Reserve managers flock back to USD
Figures from the US Treasury do not show any surge in buying of US assets in June but reserve managers have stepped up their USD purchases.
TIC (Treasury International Capital) data released this week show inflows into US assets were weak in June, probably a reflection of decreased eurozone capital flight after the second round of Greek elections. Indeed, eurozone investors were moderate sellers of US Treasuries in June after two consecutive months of buying.
Eurozone investment in US fixed income
|Source: Nomura, US Treasury|
However, whereas overall safe-haven inflows into the US weakened in June, the medium-term trend in safe-haven flows from the official sector – such as reserve managers – into US Treasuries is pointing to an increased USD share of new reserve accumulation globally, according to Nomura.

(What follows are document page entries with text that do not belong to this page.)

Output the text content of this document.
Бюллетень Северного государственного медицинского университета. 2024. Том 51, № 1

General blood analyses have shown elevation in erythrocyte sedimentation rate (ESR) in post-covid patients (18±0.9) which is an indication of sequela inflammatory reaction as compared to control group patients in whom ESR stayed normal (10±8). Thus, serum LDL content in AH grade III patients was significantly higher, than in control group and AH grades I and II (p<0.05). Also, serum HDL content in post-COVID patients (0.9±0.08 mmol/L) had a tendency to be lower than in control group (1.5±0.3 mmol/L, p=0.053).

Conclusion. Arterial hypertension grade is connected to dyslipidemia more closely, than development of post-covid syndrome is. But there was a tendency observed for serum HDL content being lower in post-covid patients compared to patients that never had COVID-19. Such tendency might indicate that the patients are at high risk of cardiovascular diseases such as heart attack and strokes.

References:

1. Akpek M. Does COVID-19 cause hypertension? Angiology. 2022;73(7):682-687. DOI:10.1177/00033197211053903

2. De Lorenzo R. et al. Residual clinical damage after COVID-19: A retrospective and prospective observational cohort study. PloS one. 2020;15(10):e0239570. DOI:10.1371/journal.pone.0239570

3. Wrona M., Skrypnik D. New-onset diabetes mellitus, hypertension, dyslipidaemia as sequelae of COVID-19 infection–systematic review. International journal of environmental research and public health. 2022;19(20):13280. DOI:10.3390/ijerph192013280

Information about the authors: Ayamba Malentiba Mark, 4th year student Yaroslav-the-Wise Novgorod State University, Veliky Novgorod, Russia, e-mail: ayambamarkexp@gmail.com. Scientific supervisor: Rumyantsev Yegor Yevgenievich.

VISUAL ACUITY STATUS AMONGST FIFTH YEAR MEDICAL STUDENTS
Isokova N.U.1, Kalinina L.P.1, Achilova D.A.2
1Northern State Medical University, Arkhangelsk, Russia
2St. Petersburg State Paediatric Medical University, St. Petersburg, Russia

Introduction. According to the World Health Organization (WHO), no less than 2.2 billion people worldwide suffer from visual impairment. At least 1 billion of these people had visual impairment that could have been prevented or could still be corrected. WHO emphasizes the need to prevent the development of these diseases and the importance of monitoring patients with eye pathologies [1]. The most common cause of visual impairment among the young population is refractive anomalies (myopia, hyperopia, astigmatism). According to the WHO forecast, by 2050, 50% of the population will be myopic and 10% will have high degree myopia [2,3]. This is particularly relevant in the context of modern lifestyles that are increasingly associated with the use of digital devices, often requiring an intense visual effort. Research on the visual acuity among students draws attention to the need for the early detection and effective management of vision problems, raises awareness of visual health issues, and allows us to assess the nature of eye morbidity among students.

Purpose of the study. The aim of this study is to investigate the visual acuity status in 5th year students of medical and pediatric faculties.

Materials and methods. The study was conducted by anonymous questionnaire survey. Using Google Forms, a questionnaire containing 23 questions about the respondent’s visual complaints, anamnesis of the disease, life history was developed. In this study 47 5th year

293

Jens Nordvig, global head of FX research at Nomura, says, as the financial crisis and subsequent fear of expansive monetary policy in the US led official investors to start diversifying away from USD and into other currencies such as EUR, the USD share of global reserve accumulation dropped from an average of 52% pre-2008 to 22% from 2010 to mid-2011.
However, TIC data suggest that USD share has begun to grow again as worries over the eurozone debt crisis have escalated.
USD share of global reserve accumulation
|Source: Nomura, US treasury, BIS, Bloomberg|
In the last three-month period, the USD share of global reserve accumulation has risen to 42%, according to Nomura’s calculations. Indeed, the bank says, if flows are excluded from Switzerland – which is unusually biased towards EUR instruments – the share is 58%.
“We would not be surprised to see the USD share stay permanently at an elevated level as tensions in the eurozone push investors out of EUR and into USD,” says Nordvig.
“If this trend is confirmed, and we will be following this closely, it will be hard for EURUSD to bounce meaningfully.”